Portanto, da próxima vez que você estiver passando por uma entrevista de emprego, não confie apenas nas classificações. Pergunte, de uma maneira agradável e educada, às pessoas que o entrevistam sobre quais medicamentos eles estão tomando. Isso pode lhe dizer muito mais sobre as condições no local de trabalho em que você está pensando em ingressar.

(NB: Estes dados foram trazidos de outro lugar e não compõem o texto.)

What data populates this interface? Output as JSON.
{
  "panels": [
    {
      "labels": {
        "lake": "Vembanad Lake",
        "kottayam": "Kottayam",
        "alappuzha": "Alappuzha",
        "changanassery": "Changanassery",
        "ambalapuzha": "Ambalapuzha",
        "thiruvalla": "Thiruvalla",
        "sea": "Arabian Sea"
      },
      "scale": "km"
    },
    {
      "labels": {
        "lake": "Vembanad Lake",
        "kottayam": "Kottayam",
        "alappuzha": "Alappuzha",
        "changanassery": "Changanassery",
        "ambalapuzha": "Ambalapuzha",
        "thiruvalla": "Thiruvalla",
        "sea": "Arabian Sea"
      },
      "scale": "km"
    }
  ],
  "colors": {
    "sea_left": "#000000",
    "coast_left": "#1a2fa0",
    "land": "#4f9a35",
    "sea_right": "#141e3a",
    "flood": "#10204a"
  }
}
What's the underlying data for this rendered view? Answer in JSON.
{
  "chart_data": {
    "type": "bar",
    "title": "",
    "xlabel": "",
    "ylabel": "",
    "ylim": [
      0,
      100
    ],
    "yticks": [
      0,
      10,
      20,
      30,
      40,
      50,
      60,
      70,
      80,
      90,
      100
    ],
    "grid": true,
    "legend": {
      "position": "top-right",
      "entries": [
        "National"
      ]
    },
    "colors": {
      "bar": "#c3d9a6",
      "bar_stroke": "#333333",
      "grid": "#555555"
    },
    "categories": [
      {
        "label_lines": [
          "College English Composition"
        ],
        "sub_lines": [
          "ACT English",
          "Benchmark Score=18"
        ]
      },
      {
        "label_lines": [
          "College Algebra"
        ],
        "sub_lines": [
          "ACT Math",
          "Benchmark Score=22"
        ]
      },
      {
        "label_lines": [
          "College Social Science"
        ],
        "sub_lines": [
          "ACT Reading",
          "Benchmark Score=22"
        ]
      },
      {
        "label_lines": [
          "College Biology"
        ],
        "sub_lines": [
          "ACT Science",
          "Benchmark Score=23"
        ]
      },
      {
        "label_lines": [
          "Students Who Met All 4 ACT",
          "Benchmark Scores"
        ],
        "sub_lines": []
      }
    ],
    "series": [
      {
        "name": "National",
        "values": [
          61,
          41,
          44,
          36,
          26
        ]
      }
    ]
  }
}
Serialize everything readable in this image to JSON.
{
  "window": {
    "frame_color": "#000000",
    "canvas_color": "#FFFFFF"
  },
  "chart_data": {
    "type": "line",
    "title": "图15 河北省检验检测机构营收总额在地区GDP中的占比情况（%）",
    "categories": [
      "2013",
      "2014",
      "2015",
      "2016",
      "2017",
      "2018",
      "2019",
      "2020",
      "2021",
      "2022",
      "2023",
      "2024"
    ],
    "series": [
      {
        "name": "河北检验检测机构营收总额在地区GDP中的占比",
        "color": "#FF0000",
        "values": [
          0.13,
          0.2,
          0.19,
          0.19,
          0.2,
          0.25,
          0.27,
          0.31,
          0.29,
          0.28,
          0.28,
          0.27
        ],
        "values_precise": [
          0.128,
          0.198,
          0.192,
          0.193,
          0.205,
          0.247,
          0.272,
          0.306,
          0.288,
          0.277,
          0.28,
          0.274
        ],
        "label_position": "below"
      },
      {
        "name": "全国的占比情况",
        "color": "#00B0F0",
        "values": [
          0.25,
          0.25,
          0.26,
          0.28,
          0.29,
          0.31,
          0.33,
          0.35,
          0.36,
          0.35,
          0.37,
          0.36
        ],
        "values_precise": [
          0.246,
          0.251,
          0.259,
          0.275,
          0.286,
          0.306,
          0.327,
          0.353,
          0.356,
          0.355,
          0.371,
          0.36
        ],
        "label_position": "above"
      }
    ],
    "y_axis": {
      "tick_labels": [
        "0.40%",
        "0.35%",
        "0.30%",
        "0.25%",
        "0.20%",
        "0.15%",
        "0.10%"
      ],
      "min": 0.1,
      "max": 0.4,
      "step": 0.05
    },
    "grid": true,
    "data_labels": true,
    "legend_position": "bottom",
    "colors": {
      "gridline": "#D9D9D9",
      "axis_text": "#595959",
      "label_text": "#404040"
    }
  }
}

__________________________________________________________________________________________
*O artigo acima é uma tradução autorizada do artigo original (Using Prescription Data to Assess the Best – and Worst – Workplaces), publicado no LinkedIn pelo professor da Escola de Pós-Graduação em Negócios da Universidade de Stanford, nos Estados Unidos, Jeffrey Pfeffer, que esteve no Brasil, em setembro de 2019, participando do evento Workplace Wellness Conference, realizado pelo Insper, em São Paulo, para divulgação do lançamento do livro “Morrendo por um salário”. As informações acima descritas, bem como as opiniões expressas no artigo, são fruto de seus estudos para a publicação do livro e não necessariamente refletem a opinião da Vidalink, sendo, portanto, de inteira responsabilidade do autor.